David Whitehouse was speaking at the P&J Live venue in Aberdeen for the launch of OEUK’s Business Outlook report. The report is an in-depth analysis of the UK’s current and future energy needs – and how to meet them while also cutting greenhouse gas emissions. OEUK represents 400 offshore oil, gas and wind operators and their supply chain partners.

Whitehouse said cutting demand was essential to reaching net zero, contrasting that with a key finding of the report, that the number of UK homes reliant on gas boilers is actually increasing – even though the government has banned them from being installed in new homes from 2025. A record 1.8 million new boilers are being installed in homes annually, including in new homes.*

The report said: “Household heating is the UK’s second largest use of energy and the largest component of gas consumption ... About 85% of homes are heated by gas and National Grid expects the number to continue to rise slowly until 2025. Even the most ambitious scenarios from National Grid see gas being the largest domestic heating source until at least 2032.

“The UK installed around 42,000 home heat pumps in 2021 and has the lowest installation rate in Europe, with householders collectively installing gas boilers 120 times faster than low carbon systems. For context the UK government has set a target of installing 600,000/year by 2028, while National Grid says that 900,000/year (2,466 installations per day) may be needed.

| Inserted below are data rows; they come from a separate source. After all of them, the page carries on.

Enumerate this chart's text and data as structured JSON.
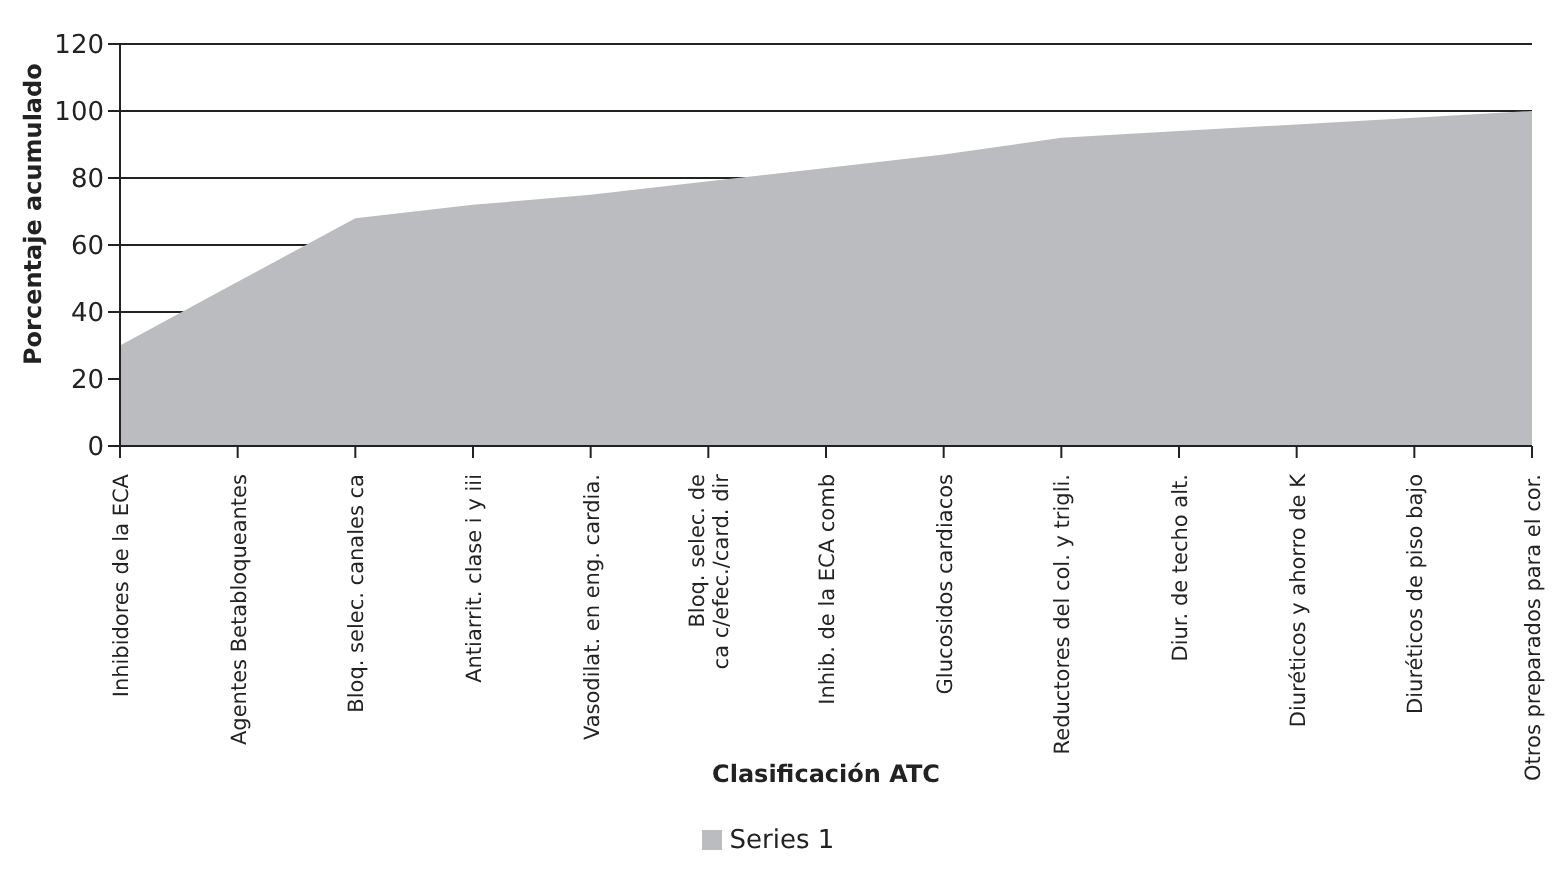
{
  "chart_data": {
    "type": "area",
    "xlabel": "Clasificación ATC",
    "ylabel": "Porcentaje acumulado",
    "categories": [
      "Inhibidores de la ECA",
      "Agentes Betabloqueantes",
      "Bloq. selec. canales ca",
      "Antiarrit. clase i y iii",
      "Vasodilat. en eng. cardia.",
      "Bloq. selec. de ca c/efec./card. dir",
      "Inhib. de la ECA comb",
      "Glucosidos cardiacos",
      "Reductores del col. y trigli.",
      "Diur. de techo alt.",
      "Diuréticos  y ahorro de K",
      "Diuréticos de piso bajo",
      "Otros preparados para el cor."
    ],
    "series": [
      {
        "name": "Series 1",
        "color": "#bbbcbf",
        "values": [
          30,
          49,
          68,
          72,
          75,
          79,
          83,
          87,
          92,
          94,
          96,
          98,
          100
        ]
      }
    ],
    "ylim": [
      0,
      120
    ],
    "yticks": [
      0,
      20,
      40,
      60,
      80,
      100,
      120
    ],
    "grid": "y",
    "legend": "bottom"
  }
}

Whitehouse said in his speech: “Today, 76% of the UK’s energy needs are met by oil and gas. Oil powers the 32 million diesel and petrol cars on our roads and gas boilers provide heat and hot water to 85% of homes – over 23 million of them and rising. By 2025 the number of homes reliant on them is predicted to reach 24 million.”

He warned that if the UK wanted to tackle climate change it needed to “get serious” about driving down demand. But while that demand existed it should be met as much as possible from UK resources.

He said: “Almost 40% of our domestic and industrial energy needs are met by natural gas, and the North Sea basin and wider UK Continental Shelf provides close to half of that total. It is only because of this vital resource and our offshore work force that we are not reliant on Russian imports of gas.”

“As together, we build a cleaner future there is no simple choice between oil and gas on the one hand and renewables on the other – the reality is that we need both.”

The report also showed the importance of finding and opening new oil and gas fields, pointing out that 12 new gas fields, opened in just the last five years. now supply 30% of the UK’s gas. Without more and similar investment, it warned, UK oil and gas production could fall 80% by 2035 – putting the UK at greater risk of future energy crises..

Whitehouse said OEUK was committed to net zero – but also to supporting the UK’s energy security. “Achieving net zero will take us many years, a huge amount of work and long-term planning across sectors. We will continue to need domestic oil and gas in those years … But nine out of 10 of North Sea operators are cutting back investment and at least nine major oil and gas operators have publicly confirmed plans to halt or reconsider some project plans for producing oil and gas. Some projects will proceed but not the number we need as a country.

“I am concerned that we are not on the right path for energy security, or for a successful energy transition. We have to change this.”